Purpose:  To ascertain the level and speed of visual recovery after penetrating keratoplasty for keratoconus.

Method:  A retrospective review was performed of 100 consecutive cases of penetrating keratoplasty for keratoconus, performed between 1999 and 2005. Review assessed visual function and the speed at which patients achieved a functional best corrected visual acuity (BCVA) of ≥6/12 either with glasses or phoropter. Analysis of visual, refractive and keratometric results were made on 76 eyes that had reached 6 months after suture removal. Intraoperative and postoperative complications including graft rejections were recorded.

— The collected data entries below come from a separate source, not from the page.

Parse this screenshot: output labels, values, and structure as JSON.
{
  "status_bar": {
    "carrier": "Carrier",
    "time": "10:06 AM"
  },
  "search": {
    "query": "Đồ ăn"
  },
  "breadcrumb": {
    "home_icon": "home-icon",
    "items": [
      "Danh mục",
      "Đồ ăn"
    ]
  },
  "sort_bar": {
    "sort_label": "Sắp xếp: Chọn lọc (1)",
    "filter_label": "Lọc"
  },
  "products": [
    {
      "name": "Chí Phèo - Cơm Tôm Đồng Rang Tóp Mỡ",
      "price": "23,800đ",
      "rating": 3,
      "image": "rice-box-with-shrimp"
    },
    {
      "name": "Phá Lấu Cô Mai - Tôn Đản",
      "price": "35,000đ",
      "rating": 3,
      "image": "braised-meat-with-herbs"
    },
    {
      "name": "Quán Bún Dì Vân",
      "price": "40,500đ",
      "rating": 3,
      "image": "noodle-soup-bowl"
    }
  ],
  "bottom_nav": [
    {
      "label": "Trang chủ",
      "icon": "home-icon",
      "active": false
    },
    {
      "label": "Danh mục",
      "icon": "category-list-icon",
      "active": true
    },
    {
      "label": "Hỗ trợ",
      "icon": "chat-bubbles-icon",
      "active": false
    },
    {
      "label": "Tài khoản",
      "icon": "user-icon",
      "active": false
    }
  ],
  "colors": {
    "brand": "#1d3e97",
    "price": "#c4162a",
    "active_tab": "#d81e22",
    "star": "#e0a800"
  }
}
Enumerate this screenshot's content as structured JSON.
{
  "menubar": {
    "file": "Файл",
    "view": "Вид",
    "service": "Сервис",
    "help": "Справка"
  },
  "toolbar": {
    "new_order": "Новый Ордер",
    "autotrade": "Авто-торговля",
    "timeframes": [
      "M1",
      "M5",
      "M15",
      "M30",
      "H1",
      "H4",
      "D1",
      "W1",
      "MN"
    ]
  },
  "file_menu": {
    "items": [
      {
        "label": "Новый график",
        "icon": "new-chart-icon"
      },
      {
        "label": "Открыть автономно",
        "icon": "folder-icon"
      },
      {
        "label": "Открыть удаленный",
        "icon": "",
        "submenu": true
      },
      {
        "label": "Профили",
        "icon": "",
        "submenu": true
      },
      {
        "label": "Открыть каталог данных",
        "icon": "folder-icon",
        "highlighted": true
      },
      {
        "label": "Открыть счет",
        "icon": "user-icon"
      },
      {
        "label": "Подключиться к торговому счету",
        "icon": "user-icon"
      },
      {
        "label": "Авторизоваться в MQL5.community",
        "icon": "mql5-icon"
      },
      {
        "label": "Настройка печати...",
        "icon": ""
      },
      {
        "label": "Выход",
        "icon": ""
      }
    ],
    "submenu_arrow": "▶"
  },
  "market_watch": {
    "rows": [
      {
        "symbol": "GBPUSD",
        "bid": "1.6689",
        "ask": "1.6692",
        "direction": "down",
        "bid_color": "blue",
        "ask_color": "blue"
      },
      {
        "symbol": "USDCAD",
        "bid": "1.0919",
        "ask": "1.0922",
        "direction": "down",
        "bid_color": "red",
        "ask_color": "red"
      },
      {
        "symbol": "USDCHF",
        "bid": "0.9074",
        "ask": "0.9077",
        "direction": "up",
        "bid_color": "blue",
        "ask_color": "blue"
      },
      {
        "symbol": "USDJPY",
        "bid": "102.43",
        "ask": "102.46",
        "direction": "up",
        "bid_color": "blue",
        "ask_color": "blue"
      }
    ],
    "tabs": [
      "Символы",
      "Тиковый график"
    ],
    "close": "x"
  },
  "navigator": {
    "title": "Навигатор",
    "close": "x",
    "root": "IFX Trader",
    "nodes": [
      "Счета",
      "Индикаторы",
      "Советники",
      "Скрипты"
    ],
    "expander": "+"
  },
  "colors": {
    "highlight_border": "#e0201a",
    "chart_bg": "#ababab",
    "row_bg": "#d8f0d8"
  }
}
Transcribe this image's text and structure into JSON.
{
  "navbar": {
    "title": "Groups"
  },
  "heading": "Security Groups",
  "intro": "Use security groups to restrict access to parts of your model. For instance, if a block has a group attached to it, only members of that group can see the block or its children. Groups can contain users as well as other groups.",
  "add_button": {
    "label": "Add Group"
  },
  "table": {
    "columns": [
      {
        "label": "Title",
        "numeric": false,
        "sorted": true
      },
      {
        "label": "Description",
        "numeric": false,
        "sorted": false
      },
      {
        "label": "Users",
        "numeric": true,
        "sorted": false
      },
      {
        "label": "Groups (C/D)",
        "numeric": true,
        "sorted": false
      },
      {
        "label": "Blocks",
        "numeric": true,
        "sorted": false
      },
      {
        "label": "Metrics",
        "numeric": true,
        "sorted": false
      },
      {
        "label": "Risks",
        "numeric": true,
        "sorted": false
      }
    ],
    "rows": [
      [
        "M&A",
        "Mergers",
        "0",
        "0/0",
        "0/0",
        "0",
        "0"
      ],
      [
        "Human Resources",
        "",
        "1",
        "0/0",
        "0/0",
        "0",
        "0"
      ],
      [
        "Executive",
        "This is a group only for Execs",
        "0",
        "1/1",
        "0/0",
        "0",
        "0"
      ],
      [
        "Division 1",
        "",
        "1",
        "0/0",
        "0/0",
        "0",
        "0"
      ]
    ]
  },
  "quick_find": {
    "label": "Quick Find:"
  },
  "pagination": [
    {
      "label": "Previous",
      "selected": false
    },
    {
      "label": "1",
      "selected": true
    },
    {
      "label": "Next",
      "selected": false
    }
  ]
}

Results:  Post keratoplasty, 43.4%, 78.9% and 96.1% of patients achieved a BCVA of 6/12 or better by 1, 3 and 6 months, respectively. The mean time to achieve a BCVA of 6/12 was 9.6 weeks. Only 5.3% of patients required a rigid gas permeable contact lens. Overall 42.4% of patients had unaided visual acuity of 6/12 or better at 12 months. The mean refractive cylinder and standard deviation was 2.78 ± 1.6 D, and the mean spherical equivalent was −1.12 ± 2.9 D. There were no significant intraoperative complications, and although 3.9% of eyes had at least one graft rejection episode there were no graft failures.

Conclusion:  Penetrating keratoplasty is an effective method for treating advanced keratoconus. By 3 months almost all patients are able to achieve a BCVA of 6/12 or better with progressive improvement over time. This technique allows almost half of patients to achieve an unaided vision of 6/12 or better with sutures in situ.